Ordelio Azevedo Sette*

Há alguns anos Minas Gerais vem apresentando um quadro de estagnação, declínio acentuado de suas atividades e deterioração do ambiente econômico. Belo Horizonte está se tornando uma cidade dormitório, sem um projeto ou modelo de desenvolvimento, perdendo expressão a cada dia no cenário nacional.

Esse momento difícil de Minas e sua capital não é apenas econômico, mas também social e político.

Anúncio

Não decorre apenas da terrível crise nacional que, desde o segundo mandato do Presidente Lula, assola o Brasil e foi muito agravada pelo (des)governo Dilma de triste memória. Temos nossas tipicidades e fatores internos que contribuíram fortemente para o agravamento da situação de Minas Gerais. Fomos além da desastrosa política do governo federal e conseguimos ser piores com a tragédia Pimentel.

O estado, que rivalizava com Rio e São Paulo, hoje está prestes a perder sua posição para o Paraná, apresentando um quadro de fortíssima recessão e completa estagnação de sua economia.

Não sou capaz de apontar todas as causas que nos levaram a esse lamentável momento, pois são muitas, mas me inquieta e inércia das lideranças de nosso estado e dos formadores de opinião.

Na verdade, temos que começar pela constatação de que nosso ambiente político se deteriorou e hoje, infelizmente, não temos mais líderes à altura do passado de Minas. Nossos políticos em geral (salvo raras exceções) perderam representatividade nacional a ponto de termos uma inexpressiva “bancada mineira” no Congresso Nacional.

Só um político mineiro foi lembrado pelo atual Presidente Bolsonaro para compor o inexpressivo politicamente Ministério do Turismo e, salvo raríssimas exceções, os demais sequer participam dos grandes debates e das decisões nacionais, muito menos são referência como foram um Afonso Pena, Afonso Arinos, Delfim Moreira, João Pinheiro, Wenceslau Brás, Juscelino Kubitschek, Milton Campos, Pedro Aleixo, Bias Fortes, Tancredo Neves, Gustavo Capanema, José Maria Alkmin e tantos outros.

Nossos políticos perderam espaço nacional e Minas os acompanhou ou foi levada a reboque.

Apenas um empresário mineiro, Salim Mattar, que não é político, tem posição de destaque e brilha no governo federal.

Na economia e negócios Minas Gerais perdeu competitividade. Não se pode negar que nossos “carros chefes” mineração, siderurgia,  metalurgia e construção passam por uma crise severa. A mineração muito agravada pelos desastres de Mariana e Brumadinho.

Mas, governos à parte, em Minas a responsabilidade por esse lamentável estado de coisas, também deve ser atribuída à falta de empreendedorismo e à passividade do empresariado mineiro, que a tudo assiste sem uma reação efetiva e organizada. Nossos negócios agonizam, todos empobrecemos, mas parece que a coletividade empresarial não se deu conta desse fato. Predominam as queixas contra os governos, mas a iniciativa privada não assume o lugar que lhe cabe no momento de falência ou inépcia do estado.

Todos esperam que o Governador Zema seja o salvador e resolva os nossos problemas, quando ele infelizmente mal dá conta dos muitos que tem que enfrentar, por ter herdado um estado falido e destroçado.

O resultado de tudo isso está ai para todos vermos, mas o pior cego é aquele que não quer enxergar!

A receita para sairmos desse atoleiro é conhecida sobejamente por todos nós, mas demanda uma mudança de temperamento e uma união de esforços que, a meu ver, será difícil atingirmos.
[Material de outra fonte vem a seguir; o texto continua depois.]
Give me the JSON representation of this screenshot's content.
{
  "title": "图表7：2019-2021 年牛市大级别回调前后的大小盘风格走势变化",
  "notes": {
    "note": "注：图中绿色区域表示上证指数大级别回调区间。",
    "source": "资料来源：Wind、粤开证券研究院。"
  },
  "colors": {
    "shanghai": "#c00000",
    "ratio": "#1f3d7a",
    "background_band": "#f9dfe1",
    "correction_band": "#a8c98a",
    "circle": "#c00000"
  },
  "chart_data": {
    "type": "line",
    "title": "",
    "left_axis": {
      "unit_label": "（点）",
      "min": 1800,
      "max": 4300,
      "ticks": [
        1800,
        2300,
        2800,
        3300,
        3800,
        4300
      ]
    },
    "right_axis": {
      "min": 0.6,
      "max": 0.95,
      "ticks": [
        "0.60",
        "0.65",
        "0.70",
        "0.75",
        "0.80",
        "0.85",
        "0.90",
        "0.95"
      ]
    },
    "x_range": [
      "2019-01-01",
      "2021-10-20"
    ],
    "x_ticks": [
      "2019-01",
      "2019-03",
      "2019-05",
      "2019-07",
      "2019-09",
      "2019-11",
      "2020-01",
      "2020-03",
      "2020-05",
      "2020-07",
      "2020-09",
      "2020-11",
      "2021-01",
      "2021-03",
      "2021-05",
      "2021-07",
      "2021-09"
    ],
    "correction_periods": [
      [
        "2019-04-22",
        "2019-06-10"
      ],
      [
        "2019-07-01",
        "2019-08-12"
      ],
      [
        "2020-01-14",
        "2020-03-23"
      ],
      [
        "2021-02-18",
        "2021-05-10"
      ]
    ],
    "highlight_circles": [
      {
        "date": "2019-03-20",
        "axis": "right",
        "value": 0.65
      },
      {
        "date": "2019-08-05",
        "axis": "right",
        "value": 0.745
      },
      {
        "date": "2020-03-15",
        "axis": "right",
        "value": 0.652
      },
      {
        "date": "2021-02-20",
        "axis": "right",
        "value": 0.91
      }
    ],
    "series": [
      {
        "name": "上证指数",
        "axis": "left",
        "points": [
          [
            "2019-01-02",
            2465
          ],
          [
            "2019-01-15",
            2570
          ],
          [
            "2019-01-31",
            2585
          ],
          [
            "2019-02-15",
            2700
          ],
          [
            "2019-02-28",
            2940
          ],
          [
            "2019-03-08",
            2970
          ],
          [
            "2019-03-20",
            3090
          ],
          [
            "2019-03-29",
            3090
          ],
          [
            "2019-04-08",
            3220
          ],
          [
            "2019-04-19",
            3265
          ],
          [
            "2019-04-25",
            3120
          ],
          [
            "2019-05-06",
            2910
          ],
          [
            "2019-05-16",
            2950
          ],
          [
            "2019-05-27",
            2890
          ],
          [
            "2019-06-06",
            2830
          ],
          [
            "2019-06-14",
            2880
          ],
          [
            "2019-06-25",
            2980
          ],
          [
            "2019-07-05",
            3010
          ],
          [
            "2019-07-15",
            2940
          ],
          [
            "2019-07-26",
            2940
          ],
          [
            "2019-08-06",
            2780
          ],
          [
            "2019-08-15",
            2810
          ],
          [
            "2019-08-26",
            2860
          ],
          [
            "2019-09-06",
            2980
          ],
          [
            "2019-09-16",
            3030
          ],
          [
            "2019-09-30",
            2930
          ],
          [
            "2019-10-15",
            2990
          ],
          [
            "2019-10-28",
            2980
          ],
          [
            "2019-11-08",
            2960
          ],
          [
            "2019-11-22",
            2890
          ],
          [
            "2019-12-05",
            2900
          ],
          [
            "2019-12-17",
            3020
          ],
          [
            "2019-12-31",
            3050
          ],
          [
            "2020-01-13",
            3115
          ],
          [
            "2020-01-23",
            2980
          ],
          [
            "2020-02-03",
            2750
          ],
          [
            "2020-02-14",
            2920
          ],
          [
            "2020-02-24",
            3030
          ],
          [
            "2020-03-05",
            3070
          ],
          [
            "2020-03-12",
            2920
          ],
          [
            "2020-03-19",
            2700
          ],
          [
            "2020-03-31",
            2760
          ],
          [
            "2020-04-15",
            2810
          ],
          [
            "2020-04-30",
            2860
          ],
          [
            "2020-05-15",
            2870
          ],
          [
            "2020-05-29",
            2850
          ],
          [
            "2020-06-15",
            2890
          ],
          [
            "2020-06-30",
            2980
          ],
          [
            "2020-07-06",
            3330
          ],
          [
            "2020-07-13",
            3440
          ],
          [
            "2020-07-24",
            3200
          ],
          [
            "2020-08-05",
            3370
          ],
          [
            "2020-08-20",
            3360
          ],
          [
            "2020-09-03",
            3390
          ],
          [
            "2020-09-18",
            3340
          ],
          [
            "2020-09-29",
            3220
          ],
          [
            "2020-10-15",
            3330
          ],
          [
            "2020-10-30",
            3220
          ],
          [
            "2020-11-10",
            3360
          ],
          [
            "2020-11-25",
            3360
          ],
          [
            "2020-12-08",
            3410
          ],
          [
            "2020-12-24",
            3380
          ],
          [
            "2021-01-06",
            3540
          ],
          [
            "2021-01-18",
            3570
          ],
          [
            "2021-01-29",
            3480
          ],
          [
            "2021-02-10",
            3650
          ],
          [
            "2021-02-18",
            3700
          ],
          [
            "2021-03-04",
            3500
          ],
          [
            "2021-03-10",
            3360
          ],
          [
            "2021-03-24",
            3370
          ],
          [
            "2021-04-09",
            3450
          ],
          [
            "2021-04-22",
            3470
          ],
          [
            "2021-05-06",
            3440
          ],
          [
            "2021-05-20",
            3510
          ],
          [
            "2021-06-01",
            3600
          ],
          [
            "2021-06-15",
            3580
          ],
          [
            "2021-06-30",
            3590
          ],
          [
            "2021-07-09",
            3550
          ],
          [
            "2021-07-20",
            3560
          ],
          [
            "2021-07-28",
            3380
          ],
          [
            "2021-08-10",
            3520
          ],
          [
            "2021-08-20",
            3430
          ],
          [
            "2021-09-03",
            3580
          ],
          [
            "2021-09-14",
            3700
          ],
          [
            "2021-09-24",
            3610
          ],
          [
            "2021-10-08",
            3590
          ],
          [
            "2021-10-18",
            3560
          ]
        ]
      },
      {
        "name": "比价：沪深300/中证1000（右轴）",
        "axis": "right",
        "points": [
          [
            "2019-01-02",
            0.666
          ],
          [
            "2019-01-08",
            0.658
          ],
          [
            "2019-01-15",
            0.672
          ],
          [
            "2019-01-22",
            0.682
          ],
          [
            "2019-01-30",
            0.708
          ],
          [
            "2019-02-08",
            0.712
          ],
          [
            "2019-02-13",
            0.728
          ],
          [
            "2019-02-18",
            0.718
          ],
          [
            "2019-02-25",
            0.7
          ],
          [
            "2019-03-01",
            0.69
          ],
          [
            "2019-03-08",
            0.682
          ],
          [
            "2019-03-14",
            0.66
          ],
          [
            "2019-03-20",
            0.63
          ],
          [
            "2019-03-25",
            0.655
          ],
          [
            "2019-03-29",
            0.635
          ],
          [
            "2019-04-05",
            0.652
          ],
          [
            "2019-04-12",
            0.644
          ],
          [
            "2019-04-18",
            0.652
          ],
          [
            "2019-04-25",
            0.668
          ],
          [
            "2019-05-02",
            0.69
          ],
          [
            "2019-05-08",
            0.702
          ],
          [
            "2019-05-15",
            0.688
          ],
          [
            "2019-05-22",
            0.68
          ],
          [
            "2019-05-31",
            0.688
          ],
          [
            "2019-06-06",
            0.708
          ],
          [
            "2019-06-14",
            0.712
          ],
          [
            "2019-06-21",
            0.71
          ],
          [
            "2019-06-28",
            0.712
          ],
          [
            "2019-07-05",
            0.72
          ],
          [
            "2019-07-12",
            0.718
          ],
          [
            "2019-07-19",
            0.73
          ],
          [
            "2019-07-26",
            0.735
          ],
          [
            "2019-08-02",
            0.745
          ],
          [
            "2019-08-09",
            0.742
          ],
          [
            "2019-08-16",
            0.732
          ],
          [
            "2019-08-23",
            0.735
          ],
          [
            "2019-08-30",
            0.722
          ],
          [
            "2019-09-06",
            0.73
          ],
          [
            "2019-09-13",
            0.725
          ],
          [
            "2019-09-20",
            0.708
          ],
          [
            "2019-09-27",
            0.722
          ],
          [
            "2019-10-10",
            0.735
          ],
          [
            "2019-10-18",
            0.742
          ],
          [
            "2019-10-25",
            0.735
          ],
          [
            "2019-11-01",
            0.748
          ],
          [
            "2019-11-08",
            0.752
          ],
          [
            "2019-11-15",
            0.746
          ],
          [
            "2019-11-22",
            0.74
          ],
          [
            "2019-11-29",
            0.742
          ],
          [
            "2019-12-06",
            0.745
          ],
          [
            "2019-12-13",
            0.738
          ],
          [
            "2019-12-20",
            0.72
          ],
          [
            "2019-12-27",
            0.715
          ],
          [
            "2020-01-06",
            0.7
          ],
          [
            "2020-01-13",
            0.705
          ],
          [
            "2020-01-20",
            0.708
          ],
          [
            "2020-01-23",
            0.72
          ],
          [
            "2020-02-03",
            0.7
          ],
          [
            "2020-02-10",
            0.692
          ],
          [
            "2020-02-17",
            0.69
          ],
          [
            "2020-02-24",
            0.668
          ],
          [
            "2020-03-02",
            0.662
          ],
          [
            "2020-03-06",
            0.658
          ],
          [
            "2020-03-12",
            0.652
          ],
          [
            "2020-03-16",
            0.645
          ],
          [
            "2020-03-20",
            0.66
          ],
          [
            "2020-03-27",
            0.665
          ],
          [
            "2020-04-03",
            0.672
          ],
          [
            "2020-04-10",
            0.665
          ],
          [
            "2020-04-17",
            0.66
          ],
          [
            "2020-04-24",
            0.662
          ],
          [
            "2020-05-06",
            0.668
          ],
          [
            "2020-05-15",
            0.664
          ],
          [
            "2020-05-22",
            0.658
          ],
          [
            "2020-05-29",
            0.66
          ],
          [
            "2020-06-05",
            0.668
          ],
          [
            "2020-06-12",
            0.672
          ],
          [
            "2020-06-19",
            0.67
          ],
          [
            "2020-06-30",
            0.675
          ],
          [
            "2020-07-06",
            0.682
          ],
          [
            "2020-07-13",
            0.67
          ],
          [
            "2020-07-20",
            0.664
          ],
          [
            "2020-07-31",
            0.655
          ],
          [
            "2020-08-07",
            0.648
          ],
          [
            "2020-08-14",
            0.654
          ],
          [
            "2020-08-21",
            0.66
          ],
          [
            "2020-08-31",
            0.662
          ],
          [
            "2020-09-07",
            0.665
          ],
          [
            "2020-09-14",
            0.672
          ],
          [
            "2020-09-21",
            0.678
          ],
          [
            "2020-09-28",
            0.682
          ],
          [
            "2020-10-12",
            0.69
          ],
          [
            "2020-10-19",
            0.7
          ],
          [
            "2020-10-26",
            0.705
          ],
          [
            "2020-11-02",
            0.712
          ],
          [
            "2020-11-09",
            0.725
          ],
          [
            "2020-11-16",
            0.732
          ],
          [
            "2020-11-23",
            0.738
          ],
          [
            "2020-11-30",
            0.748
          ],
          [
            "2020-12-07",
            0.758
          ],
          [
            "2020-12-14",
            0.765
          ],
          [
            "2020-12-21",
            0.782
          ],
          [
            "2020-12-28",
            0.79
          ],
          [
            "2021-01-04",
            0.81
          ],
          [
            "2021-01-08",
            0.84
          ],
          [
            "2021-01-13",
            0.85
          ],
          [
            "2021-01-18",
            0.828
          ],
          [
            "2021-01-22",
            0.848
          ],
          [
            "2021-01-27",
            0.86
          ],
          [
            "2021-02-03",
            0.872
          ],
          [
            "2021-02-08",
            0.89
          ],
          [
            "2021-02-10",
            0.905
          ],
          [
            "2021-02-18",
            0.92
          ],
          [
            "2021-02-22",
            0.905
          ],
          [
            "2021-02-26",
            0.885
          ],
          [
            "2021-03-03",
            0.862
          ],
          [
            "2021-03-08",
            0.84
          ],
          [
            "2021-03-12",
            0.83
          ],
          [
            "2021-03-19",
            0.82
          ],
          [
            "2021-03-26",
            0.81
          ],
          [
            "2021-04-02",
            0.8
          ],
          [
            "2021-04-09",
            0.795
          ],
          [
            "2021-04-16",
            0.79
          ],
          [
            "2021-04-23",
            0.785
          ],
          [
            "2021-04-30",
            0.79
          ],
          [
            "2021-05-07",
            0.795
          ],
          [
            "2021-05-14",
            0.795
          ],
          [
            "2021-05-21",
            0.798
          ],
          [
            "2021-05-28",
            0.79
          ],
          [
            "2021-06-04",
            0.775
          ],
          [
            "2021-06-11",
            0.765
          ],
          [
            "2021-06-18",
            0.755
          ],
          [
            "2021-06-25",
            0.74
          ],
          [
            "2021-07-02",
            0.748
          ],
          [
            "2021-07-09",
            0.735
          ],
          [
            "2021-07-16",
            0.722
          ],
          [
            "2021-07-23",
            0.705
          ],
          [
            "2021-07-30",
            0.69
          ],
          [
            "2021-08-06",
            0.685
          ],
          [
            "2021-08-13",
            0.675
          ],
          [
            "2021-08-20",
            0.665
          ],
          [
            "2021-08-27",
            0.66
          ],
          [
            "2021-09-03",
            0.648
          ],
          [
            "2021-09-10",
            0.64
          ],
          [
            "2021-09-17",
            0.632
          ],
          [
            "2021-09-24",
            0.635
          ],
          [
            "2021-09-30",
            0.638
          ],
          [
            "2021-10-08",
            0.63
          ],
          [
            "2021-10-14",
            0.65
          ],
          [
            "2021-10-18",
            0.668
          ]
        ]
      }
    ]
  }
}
Em primeiro lugar pela apatia das lideranças e dos formadores de opinião em geral e, em segundo lugar, porque em verdade não há um elemento catalisador que possa unir as forças em torno de um objetivo comum. Faltam líderes autênticos e capazes de mobilizar a sociedade.

A realidade dura é que o modelo econômico de Minas já está ultrapassado e não funciona mais nos tempos atuais.
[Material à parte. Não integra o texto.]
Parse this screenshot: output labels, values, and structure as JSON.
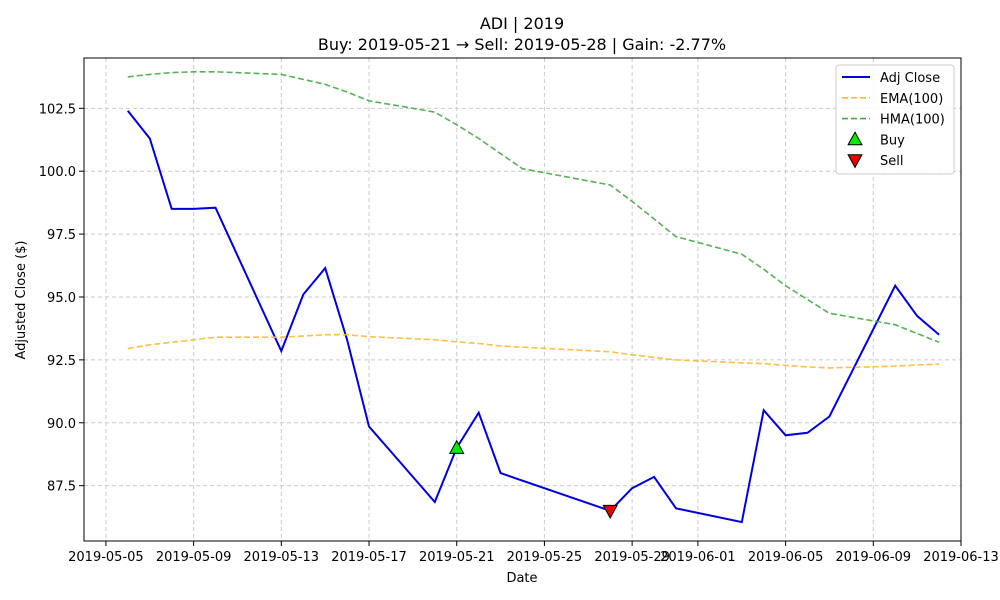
{
  "chart_data": {
    "type": "line",
    "title": "ADI | 2019",
    "subtitle": "Buy: 2019-05-21  →  Sell: 2019-05-28  |  Gain: -2.77%",
    "xlabel": "Date",
    "ylabel": "Adjusted Close ($)",
    "xlim": [
      "2019-05-04",
      "2019-06-13"
    ],
    "ylim": [
      85.3,
      104.5
    ],
    "x_ticks": [
      "2019-05-05",
      "2019-05-09",
      "2019-05-13",
      "2019-05-17",
      "2019-05-21",
      "2019-05-25",
      "2019-05-29",
      "2019-06-01",
      "2019-06-05",
      "2019-06-09",
      "2019-06-13"
    ],
    "y_ticks": [
      87.5,
      90.0,
      92.5,
      95.0,
      97.5,
      100.0,
      102.5
    ],
    "y_tick_labels": [
      "87.5",
      "90.0",
      "92.5",
      "95.0",
      "97.5",
      "100.0",
      "102.5"
    ],
    "grid": true,
    "legend_position": "top-right",
    "series": [
      {
        "name": "Adj Close",
        "style": "solid",
        "color": "#0000dd",
        "points": [
          [
            "2019-05-06",
            102.4
          ],
          [
            "2019-05-07",
            101.3
          ],
          [
            "2019-05-08",
            98.5
          ],
          [
            "2019-05-09",
            98.5
          ],
          [
            "2019-05-10",
            98.55
          ],
          [
            "2019-05-13",
            92.85
          ],
          [
            "2019-05-14",
            95.1
          ],
          [
            "2019-05-15",
            96.15
          ],
          [
            "2019-05-16",
            93.3
          ],
          [
            "2019-05-17",
            89.85
          ],
          [
            "2019-05-20",
            86.85
          ],
          [
            "2019-05-21",
            89.0
          ],
          [
            "2019-05-22",
            90.4
          ],
          [
            "2019-05-23",
            88.0
          ],
          [
            "2019-05-28",
            86.5
          ],
          [
            "2019-05-29",
            87.4
          ],
          [
            "2019-05-30",
            87.85
          ],
          [
            "2019-05-31",
            86.6
          ],
          [
            "2019-06-03",
            86.05
          ],
          [
            "2019-06-04",
            90.5
          ],
          [
            "2019-06-05",
            89.5
          ],
          [
            "2019-06-06",
            89.6
          ],
          [
            "2019-06-07",
            90.25
          ],
          [
            "2019-06-10",
            95.45
          ],
          [
            "2019-06-11",
            94.25
          ],
          [
            "2019-06-12",
            93.5
          ]
        ]
      },
      {
        "name": "EMA(100)",
        "style": "dashed",
        "color": "#ffb833",
        "points": [
          [
            "2019-05-06",
            92.95
          ],
          [
            "2019-05-07",
            93.1
          ],
          [
            "2019-05-08",
            93.2
          ],
          [
            "2019-05-09",
            93.3
          ],
          [
            "2019-05-10",
            93.4
          ],
          [
            "2019-05-13",
            93.4
          ],
          [
            "2019-05-14",
            93.45
          ],
          [
            "2019-05-15",
            93.5
          ],
          [
            "2019-05-16",
            93.5
          ],
          [
            "2019-05-17",
            93.42
          ],
          [
            "2019-05-20",
            93.3
          ],
          [
            "2019-05-21",
            93.22
          ],
          [
            "2019-05-22",
            93.15
          ],
          [
            "2019-05-23",
            93.05
          ],
          [
            "2019-05-28",
            92.82
          ],
          [
            "2019-05-29",
            92.7
          ],
          [
            "2019-05-30",
            92.6
          ],
          [
            "2019-05-31",
            92.5
          ],
          [
            "2019-06-03",
            92.38
          ],
          [
            "2019-06-04",
            92.35
          ],
          [
            "2019-06-05",
            92.28
          ],
          [
            "2019-06-06",
            92.22
          ],
          [
            "2019-06-07",
            92.18
          ],
          [
            "2019-06-10",
            92.25
          ],
          [
            "2019-06-11",
            92.3
          ],
          [
            "2019-06-12",
            92.33
          ]
        ]
      },
      {
        "name": "HMA(100)",
        "style": "dashed",
        "color": "#44aa44",
        "points": [
          [
            "2019-05-06",
            103.75
          ],
          [
            "2019-05-07",
            103.85
          ],
          [
            "2019-05-08",
            103.92
          ],
          [
            "2019-05-09",
            103.95
          ],
          [
            "2019-05-10",
            103.95
          ],
          [
            "2019-05-13",
            103.85
          ],
          [
            "2019-05-14",
            103.65
          ],
          [
            "2019-05-15",
            103.45
          ],
          [
            "2019-05-16",
            103.15
          ],
          [
            "2019-05-17",
            102.8
          ],
          [
            "2019-05-20",
            102.35
          ],
          [
            "2019-05-21",
            101.85
          ],
          [
            "2019-05-22",
            101.3
          ],
          [
            "2019-05-23",
            100.7
          ],
          [
            "2019-05-24",
            100.1
          ],
          [
            "2019-05-28",
            99.45
          ],
          [
            "2019-05-29",
            98.8
          ],
          [
            "2019-05-30",
            98.1
          ],
          [
            "2019-05-31",
            97.4
          ],
          [
            "2019-06-03",
            96.7
          ],
          [
            "2019-06-04",
            96.1
          ],
          [
            "2019-06-05",
            95.45
          ],
          [
            "2019-06-06",
            94.9
          ],
          [
            "2019-06-07",
            94.35
          ],
          [
            "2019-06-10",
            93.9
          ],
          [
            "2019-06-11",
            93.55
          ],
          [
            "2019-06-12",
            93.2
          ]
        ]
      }
    ],
    "markers": [
      {
        "name": "Buy",
        "date": "2019-05-21",
        "value": 89.0,
        "shape": "triangle-up",
        "color": "#00ee00"
      },
      {
        "name": "Sell",
        "date": "2019-05-28",
        "value": 86.5,
        "shape": "triangle-down",
        "color": "#ee0000"
      }
    ]
  }
}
Ainda não ouvi ninguém apresentar uma proposta de modelo novo, sugerir alternativas para desenvolvimento de novas vocações, aproveitando as sinergias existentes no ainda insepulto modelo antigo.

Não há um Plano de Desenvolvimento de Minas Gerais, de reação à mesmice, de mudança nesse Século XXI.

Temos cabeças capazes de fazer isso muito bem, mas não as mobilizamos. As classes empresariais não se mobilizam. Não sei o que estamos esperando, pois esse poço em que já nos encontramos pode não ter fundo. Todos somos responsáveis por esse estado de coisas e vamos responder perante nossos netos e futuras gerações!

DESPERTA MINAS GERAIS!  ACORDA E VAI Á LUTA!

*Advogado sócio do Azevedo Sette Advogados

Este texto não reflete, necessariamente, a opinião da publicação.